We also fail to recognize the power of cultural motifs we don't share--like the gun culture. In the case of Matthew Murray, he started elaborating on a suicide fantasy in which he kills as many Christians as he can before he dies. Then he stockpiled an arsenal for getting the job done.
As winter approached, Murray acquired a fearsome arsenal of assault rifles, including a Bushmaster XM-15 ("Beltway Sniper" John Lee Malvo's weapon of choice) and an AK-47. At a local UPS store where Murray maintained a mailbox, employees observed that he was ordering "boxes and boxes" of ammunition. Murray's bogus tales of preparing to deploy with the Marines quelled whatever suspicions burned-out UPS employees might have had. Meanwhile, Murray's parents, who were adept at ferreting secular media material from his desk drawers, had no idea his stockpile even existed.
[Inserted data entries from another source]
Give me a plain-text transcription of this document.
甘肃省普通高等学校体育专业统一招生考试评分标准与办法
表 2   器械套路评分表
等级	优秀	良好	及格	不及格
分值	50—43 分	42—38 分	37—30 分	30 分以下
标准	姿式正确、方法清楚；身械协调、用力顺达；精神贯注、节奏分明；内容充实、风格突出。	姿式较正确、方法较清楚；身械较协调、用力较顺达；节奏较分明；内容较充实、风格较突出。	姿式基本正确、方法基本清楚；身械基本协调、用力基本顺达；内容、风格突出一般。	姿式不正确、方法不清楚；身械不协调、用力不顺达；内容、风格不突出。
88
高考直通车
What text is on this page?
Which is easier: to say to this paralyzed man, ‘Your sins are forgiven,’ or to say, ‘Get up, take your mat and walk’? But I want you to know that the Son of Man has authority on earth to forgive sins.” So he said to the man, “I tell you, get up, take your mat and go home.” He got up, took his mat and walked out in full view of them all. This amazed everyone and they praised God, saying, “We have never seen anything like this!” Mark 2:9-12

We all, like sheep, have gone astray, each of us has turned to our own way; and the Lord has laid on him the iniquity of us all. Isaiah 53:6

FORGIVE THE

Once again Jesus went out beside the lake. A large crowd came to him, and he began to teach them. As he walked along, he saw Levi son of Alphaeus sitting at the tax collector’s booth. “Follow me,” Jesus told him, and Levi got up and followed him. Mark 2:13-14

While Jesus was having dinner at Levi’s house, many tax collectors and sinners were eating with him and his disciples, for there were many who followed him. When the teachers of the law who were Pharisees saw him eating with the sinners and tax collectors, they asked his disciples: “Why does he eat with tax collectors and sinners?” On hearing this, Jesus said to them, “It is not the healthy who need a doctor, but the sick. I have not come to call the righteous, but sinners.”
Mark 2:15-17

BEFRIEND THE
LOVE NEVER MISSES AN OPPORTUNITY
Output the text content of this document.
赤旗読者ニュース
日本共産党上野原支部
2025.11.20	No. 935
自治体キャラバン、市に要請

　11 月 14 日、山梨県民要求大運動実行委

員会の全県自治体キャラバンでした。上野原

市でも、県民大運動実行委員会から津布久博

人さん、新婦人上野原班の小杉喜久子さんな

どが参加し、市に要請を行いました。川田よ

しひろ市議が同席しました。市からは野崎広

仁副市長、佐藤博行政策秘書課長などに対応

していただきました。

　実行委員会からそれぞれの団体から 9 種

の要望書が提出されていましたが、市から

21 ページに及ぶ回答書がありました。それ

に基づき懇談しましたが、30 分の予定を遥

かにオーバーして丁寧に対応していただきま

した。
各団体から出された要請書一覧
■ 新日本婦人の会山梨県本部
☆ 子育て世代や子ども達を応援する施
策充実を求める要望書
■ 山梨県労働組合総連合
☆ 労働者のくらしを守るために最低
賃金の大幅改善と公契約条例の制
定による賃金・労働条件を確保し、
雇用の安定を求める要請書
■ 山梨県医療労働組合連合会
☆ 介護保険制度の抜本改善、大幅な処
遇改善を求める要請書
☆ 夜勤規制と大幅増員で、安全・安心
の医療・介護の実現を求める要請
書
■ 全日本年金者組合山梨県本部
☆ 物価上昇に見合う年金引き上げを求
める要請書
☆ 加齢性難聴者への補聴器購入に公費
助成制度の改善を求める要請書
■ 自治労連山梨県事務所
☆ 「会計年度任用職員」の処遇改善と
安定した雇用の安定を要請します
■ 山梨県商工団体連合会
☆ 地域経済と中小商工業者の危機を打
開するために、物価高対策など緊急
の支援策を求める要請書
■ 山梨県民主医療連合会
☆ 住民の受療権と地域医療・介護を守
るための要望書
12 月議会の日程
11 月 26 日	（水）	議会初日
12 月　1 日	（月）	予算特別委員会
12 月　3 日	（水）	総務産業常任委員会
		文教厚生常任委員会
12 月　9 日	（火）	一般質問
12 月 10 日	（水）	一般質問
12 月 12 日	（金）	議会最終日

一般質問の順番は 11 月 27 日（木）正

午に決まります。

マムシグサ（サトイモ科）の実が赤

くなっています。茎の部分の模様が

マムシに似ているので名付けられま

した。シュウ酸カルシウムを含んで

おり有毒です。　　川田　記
One way to express the power of the gun culture in America society is that it was a logical place for Matthew Murray to move after leaving the religious right. Given that most progressives like myself refuse to participate in the gun culture and therefore have little "feel" for it ourselves, we have a difficult time understanding its attraction to millions of other Americans. If we are going to be an attractive option to disaffected Christians like Matthew Murray, we need to be more interested and effective in addressing people like him.

Let me be clear. I don't think that progressives should stop opposing the religious right. It's important that we do so. Likewise, I don't think a "better progressivism" would have saved Matthew Murray from becoming a mass murderer. But Max Blumenthal's article on Matthew Murray does contain themes that should give progressives pause and lead us to think about our own limitations and weaknesses as well as those of the religious right.